In a flurry of year-end activity, New York’s Governor Andrew Cuomo issued a series of legislative vetoes – at least three of which should be of interest to our readers.
Governor Cuomo Put the Brakes on the Use and Regulation of E-Scooters and E-Bicycles in NY
First, the Governor vetoed legislation (Senate Bill A5294A and Assembly Bill A7431) that would have amended the state’s Vehicle and Traffic Law to allow the statewide use of electric scooters and electronic bicycles. The two bills previously passed the state’s Senate and Assembly without significant opposition, so the Governor’s veto came as a surprise. Supporters of the legislation argued that the use of these electronic bikes and scooters was a safe, sustainable and affordable way of replacing automobile traffic, citing the experience of major cities across the United States, such as Phoenix and Denver, that already passed legislation to allow them. Noting that New York was one of the few remaining jurisdictions in the country yet to “legalize and define” the devices, they argued that local delivery workers were particularly subject to police enforcement of existing laws and that a change to legalization would create jobs and enhance income in the process.
Despite these arguments, the Governor’s veto message called the proposed law “fatally flawed” because it did not include enough safety measures.
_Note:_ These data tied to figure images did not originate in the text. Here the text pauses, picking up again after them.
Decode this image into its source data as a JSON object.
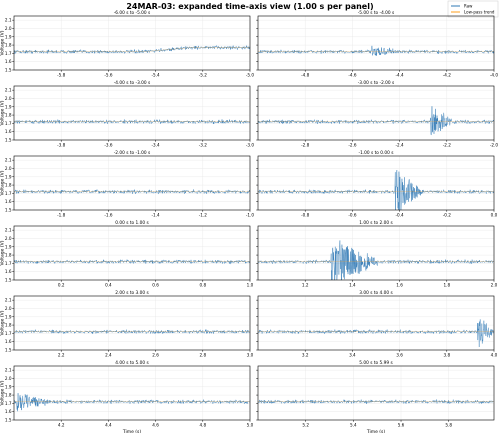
{
  "chart_data": {
    "type": "line",
    "title": "24MAR-03: expanded time-axis view (1.00 s per panel)",
    "xlabel": "Time (s)",
    "ylabel": "Voltage (V)",
    "legend": {
      "placement": "top-right",
      "entries": [
        "Raw",
        "Low-pass trend"
      ]
    },
    "series_colors": {
      "raw": "#2f78b4",
      "trend": "#ff9f1c"
    },
    "grid": true,
    "ylim": [
      1.5,
      2.15
    ],
    "yticks": [
      1.5,
      1.6,
      1.7,
      1.8,
      1.9,
      2.0,
      2.1
    ],
    "baseline": 1.72,
    "panels": [
      {
        "title": "-6.00 s to -5.00 s",
        "xlim": [
          -6,
          -5
        ],
        "xticks": [
          "-5.8",
          "-5.6",
          "-5.4",
          "-5.2",
          "-5.0"
        ],
        "xtick_values": [
          -5.8,
          -5.6,
          -5.4,
          -5.2,
          -5.0
        ],
        "shift": {
          "start": -5.45,
          "end": -5.25,
          "level": 1.77
        },
        "bursts": []
      },
      {
        "title": "-5.00 s to -4.00 s",
        "xlim": [
          -5,
          -4
        ],
        "xticks": [
          "-4.8",
          "-4.6",
          "-4.4",
          "-4.2",
          "-4.0"
        ],
        "xtick_values": [
          -4.8,
          -4.6,
          -4.4,
          -4.2,
          -4.0
        ],
        "bursts": [
          {
            "t": -4.52,
            "amp": 0.07,
            "dur": 0.12
          }
        ]
      },
      {
        "title": "-4.00 s to -3.00 s",
        "xlim": [
          -4,
          -3
        ],
        "xticks": [
          "-3.8",
          "-3.6",
          "-3.4",
          "-3.2",
          "-3.0"
        ],
        "xtick_values": [
          -3.8,
          -3.6,
          -3.4,
          -3.2,
          -3.0
        ],
        "bursts": []
      },
      {
        "title": "-3.00 s to -2.00 s",
        "xlim": [
          -3,
          -2
        ],
        "xticks": [
          "-2.8",
          "-2.6",
          "-2.4",
          "-2.2",
          "-2.0"
        ],
        "xtick_values": [
          -2.8,
          -2.6,
          -2.4,
          -2.2,
          -2.0
        ],
        "bursts": [
          {
            "t": -2.27,
            "amp": 0.22,
            "dur": 0.1
          }
        ]
      },
      {
        "title": "-2.00 s to -1.00 s",
        "xlim": [
          -2,
          -1
        ],
        "xticks": [
          "-1.8",
          "-1.6",
          "-1.4",
          "-1.2",
          "-1.0"
        ],
        "xtick_values": [
          -1.8,
          -1.6,
          -1.4,
          -1.2,
          -1.0
        ],
        "bursts": []
      },
      {
        "title": "-1.00 s to 0.00 s",
        "xlim": [
          -1,
          0
        ],
        "xticks": [
          "-0.8",
          "-0.6",
          "-0.4",
          "-0.2",
          "0.0"
        ],
        "xtick_values": [
          -0.8,
          -0.6,
          -0.4,
          -0.2,
          0.0
        ],
        "bursts": [
          {
            "t": -0.42,
            "amp": 0.3,
            "dur": 0.12
          }
        ]
      },
      {
        "title": "0.00 s to 1.00 s",
        "xlim": [
          0,
          1
        ],
        "xticks": [
          "0.2",
          "0.4",
          "0.6",
          "0.8",
          "1.0"
        ],
        "xtick_values": [
          0.2,
          0.4,
          0.6,
          0.8,
          1.0
        ],
        "bursts": []
      },
      {
        "title": "1.00 s to 2.00 s",
        "xlim": [
          1,
          2
        ],
        "xticks": [
          "1.2",
          "1.4",
          "1.6",
          "1.8",
          "2.0"
        ],
        "xtick_values": [
          1.2,
          1.4,
          1.6,
          1.8,
          2.0
        ],
        "bursts": [
          {
            "t": 1.31,
            "amp": 0.3,
            "dur": 0.22
          }
        ]
      },
      {
        "title": "2.00 s to 3.00 s",
        "xlim": [
          2,
          3
        ],
        "xticks": [
          "2.2",
          "2.4",
          "2.6",
          "2.8",
          "3.0"
        ],
        "xtick_values": [
          2.2,
          2.4,
          2.6,
          2.8,
          3.0
        ],
        "bursts": []
      },
      {
        "title": "3.00 s to 4.00 s",
        "xlim": [
          3,
          4
        ],
        "xticks": [
          "3.2",
          "3.4",
          "3.6",
          "3.8",
          "4.0"
        ],
        "xtick_values": [
          3.2,
          3.4,
          3.6,
          3.8,
          4.0
        ],
        "bursts": [
          {
            "t": 3.93,
            "amp": 0.22,
            "dur": 0.07
          }
        ]
      },
      {
        "title": "4.00 s to 5.00 s",
        "xlim": [
          4,
          5
        ],
        "xticks": [
          "4.2",
          "4.4",
          "4.6",
          "4.8",
          "5.0"
        ],
        "xtick_values": [
          4.2,
          4.4,
          4.6,
          4.8,
          5.0
        ],
        "bursts": [
          {
            "t": 4.01,
            "amp": 0.12,
            "dur": 0.15
          }
        ]
      },
      {
        "title": "5.00 s to 5.99 s",
        "xlim": [
          5,
          5.99
        ],
        "xticks": [
          "5.2",
          "5.4",
          "5.6",
          "5.8"
        ],
        "xtick_values": [
          5.2,
          5.4,
          5.6,
          5.8
        ],
        "bursts": []
      }
    ]
  }
}
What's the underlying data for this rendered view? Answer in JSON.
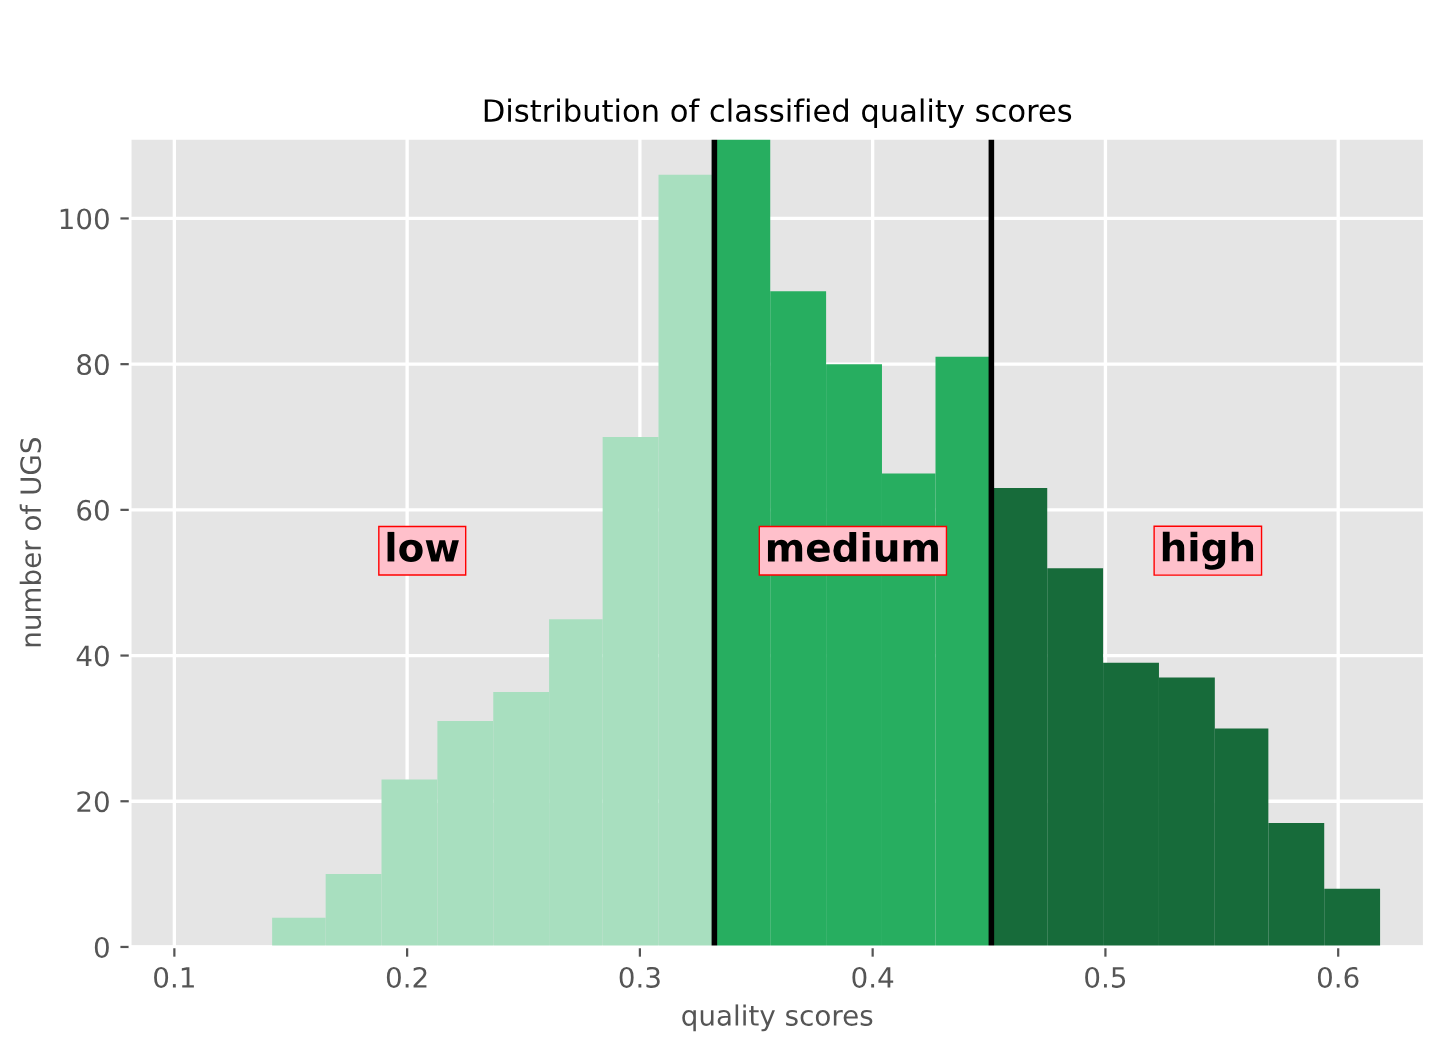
{
  "chart_data": {
    "type": "histogram",
    "title": "Distribution of classified quality scores",
    "xlabel": "quality scores",
    "ylabel": "number of UGS",
    "bins": [
      0.142,
      0.165,
      0.189,
      0.213,
      0.237,
      0.261,
      0.284,
      0.308,
      0.332,
      0.356,
      0.38,
      0.404,
      0.427,
      0.451,
      0.475,
      0.499,
      0.523,
      0.547,
      0.57,
      0.594,
      0.618
    ],
    "values": [
      4,
      10,
      23,
      31,
      35,
      45,
      70,
      106,
      111,
      90,
      80,
      65,
      81,
      63,
      52,
      39,
      37,
      30,
      17,
      8
    ],
    "colors": [
      "#a8dfbf",
      "#a8dfbf",
      "#a8dfbf",
      "#a8dfbf",
      "#a8dfbf",
      "#a8dfbf",
      "#a8dfbf",
      "#a8dfbf",
      "#27ae60",
      "#27ae60",
      "#27ae60",
      "#27ae60",
      "#27ae60",
      "#176b3a",
      "#176b3a",
      "#176b3a",
      "#176b3a",
      "#176b3a",
      "#176b3a",
      "#176b3a"
    ],
    "ref_lines": [
      {
        "axis": "x",
        "value": 0.332,
        "color": "#000000"
      },
      {
        "axis": "x",
        "value": 0.451,
        "color": "#000000"
      }
    ],
    "annotations": [
      "low",
      "medium",
      "high"
    ],
    "xlim": [
      0.081,
      0.637
    ],
    "xticks": [
      0.1,
      0.2,
      0.3,
      0.4,
      0.5,
      0.6
    ],
    "ylim": [
      0,
      111
    ],
    "yticks": [
      0,
      20,
      40,
      60,
      80,
      100
    ],
    "grid": true
  }
}
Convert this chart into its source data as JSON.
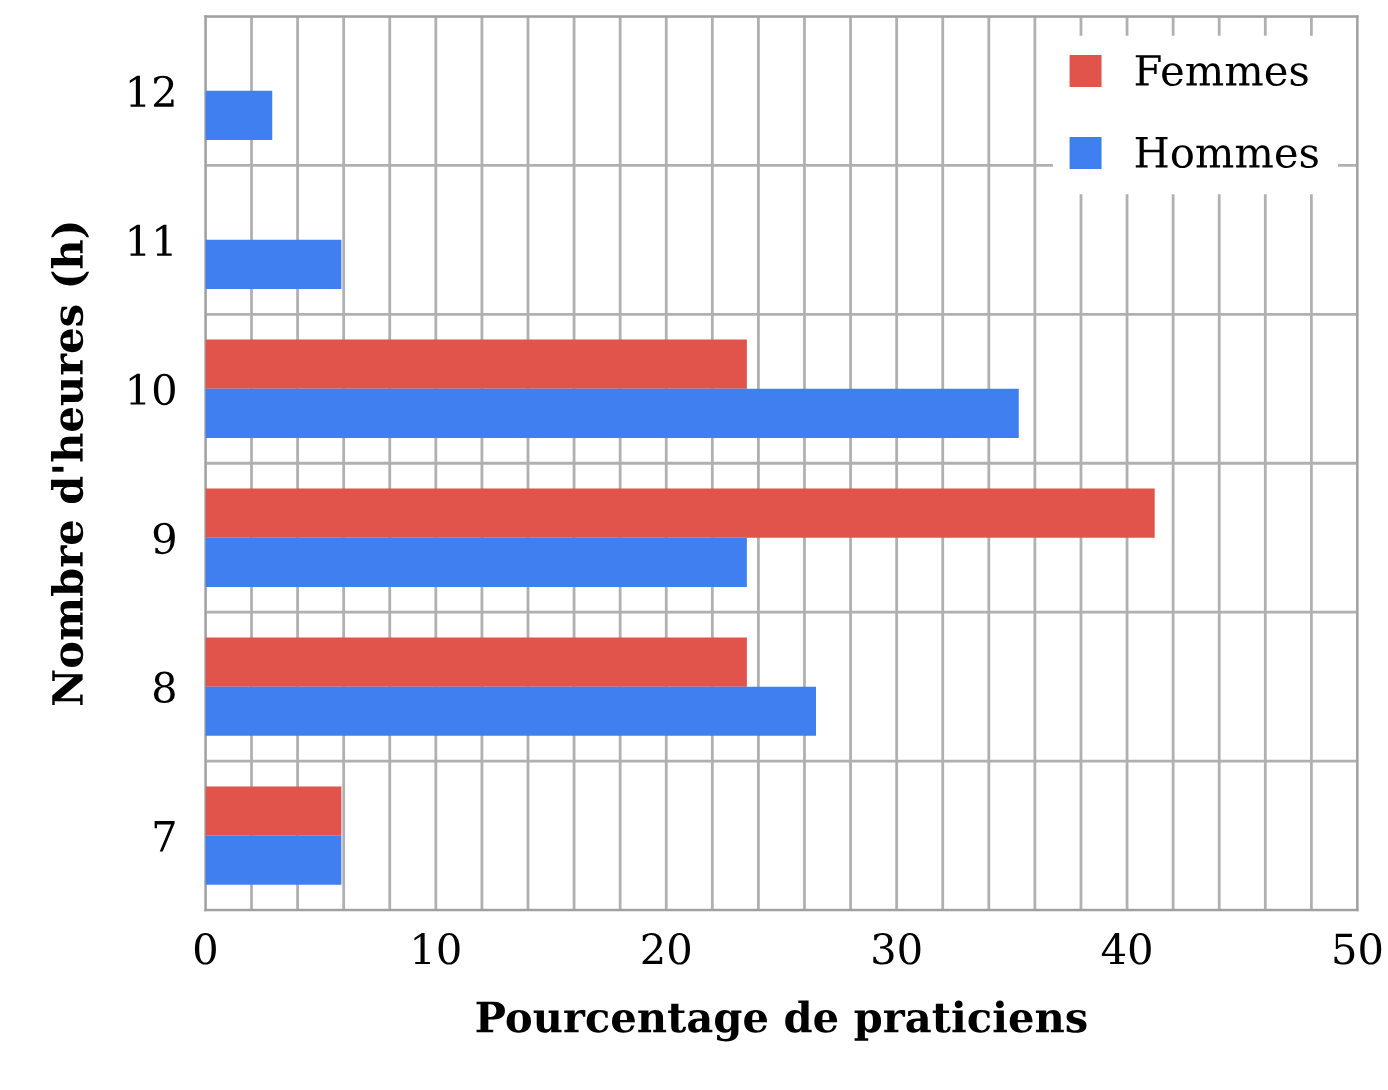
{
  "chart_data": {
    "type": "bar",
    "orientation": "horizontal",
    "xlabel": "Pourcentage de praticiens",
    "ylabel": "Nombre d'heures (h)",
    "categories": [
      "12",
      "11",
      "10",
      "9",
      "8",
      "7"
    ],
    "series": [
      {
        "name": "Femmes",
        "color": "#e0544c",
        "values": [
          null,
          null,
          23.5,
          41.2,
          23.5,
          5.9
        ]
      },
      {
        "name": "Hommes",
        "color": "#3f7ff0",
        "values": [
          2.9,
          5.9,
          35.3,
          23.5,
          26.5,
          5.9
        ]
      }
    ],
    "xlim": [
      0,
      50
    ],
    "xticks": [
      0,
      {
        "value": 2,
        "label": null
      },
      {
        "value": 4,
        "label": null
      },
      {
        "value": 6,
        "label": null
      },
      {
        "value": 8,
        "label": null
      },
      10,
      {
        "value": 12,
        "label": null
      },
      {
        "value": 14,
        "label": null
      },
      {
        "value": 16,
        "label": null
      },
      {
        "value": 18,
        "label": null
      },
      20,
      {
        "value": 22,
        "label": null
      },
      {
        "value": 24,
        "label": null
      },
      {
        "value": 26,
        "label": null
      },
      {
        "value": 28,
        "label": null
      },
      30,
      {
        "value": 32,
        "label": null
      },
      {
        "value": 34,
        "label": null
      },
      {
        "value": 36,
        "label": null
      },
      {
        "value": 38,
        "label": null
      },
      40,
      {
        "value": 42,
        "label": null
      },
      {
        "value": 44,
        "label": null
      },
      {
        "value": 46,
        "label": null
      },
      {
        "value": 48,
        "label": null
      },
      50
    ],
    "grid": true,
    "legend": "top right"
  }
}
Cuomo said legislators “inexplicably omitted several of the safety measures” included in his initial budget proposal to legalize electronic bikes and electronic scooters, such as mandatory helmets, lower speed limits and a law against using the vehicles if a rider was impaired by drugs or alcohol. Cuomo cited the death of a 16-year-old in Elizabeth, New Jersey, who was killed when he was struck by a truck while riding his electronic scooter.
Cuomo’s veto does not appear to oppose the actual concept of regulating the use of electronic bikes and scooters, and it seems that the Governor would be amenable to approving a bill that contains the safety provisions he wants. The bill’s sponsors have already signaled additional efforts to have a bill passed into law, so a revised bill on the Governor’s desk in 2020 is highly likely.
Governor Cuomo Vetoed Legislation to Change NY Tort Law
The Governor’s second veto of note involved legislation (Senate Bill S6081 and Assembly Bill A2372) that, in tort cases involving multiple defendants, would have changed New York’s General Obligation Law to require a non-settling defendant to elect, prior to trial, whether to reduce its potential liability by the amount paid by a settling defendant or by the equitable share of damages assigned to the settling defendant by the jury’s verdict.
New York’s General Obligation Law currently gives the non-settling defendant automatic protection; that is, in the event of an adverse verdict, the non-settling defendant enjoys an automatic offset of the amount paid by the settling defendant or the settling defendant’s equitable share of damages assigned to it by the jury in its verdict – whichever amount is greater. This happens by operation of law; no “guesswork” is required.
Opponents of the proposed law, including various physician and hospital advocacy groups obviously concerned by the bill’s potential impact on medical malpractice cases, called it a giveaway to the Plaintiff’s Bar. They argued that the bill would have forced non-settling defendants to engage in a crapshoot without knowing the ultimate outcome of the trial. If the non-settling defendant made the wrong choice, a plaintiff could receive a recovery above what the jury actually awarded.
Governor Cuomo Vetoed Legislation to Expand Liability for Third-Party Defendants
Cuomo’s third veto of note involved legislation (Senate Bill S6552 and Assembly Bill A2373) that would have amended the state’s Civil Practice Law and Rules to permit a plaintiff in certain cases to recover directly from a third-party defendant found liable to the direct defendant in contribution or indemnity. For example, in a case where a defendant/third-party plaintiff is insolvent and is unable to pay the judgment to the plaintiff, the plaintiff under the vetoed bill could have sought to recover directly that portion of the judgment owed by the third-party defendant to the defendant/third-party plaintiff. Opponents of the measure argued that the legislation would allow plaintiffs to bypass defendants and collect directly from a party over whom they had no legal standing to sue and would have allowed plaintiffs to collect directly from a third-party defendant after the statute of limitations has expired, exposing third-party defendants to open-ended liability.
We will continue to monitor the NY legislature’s activities in the next session and report to our readers as warranted.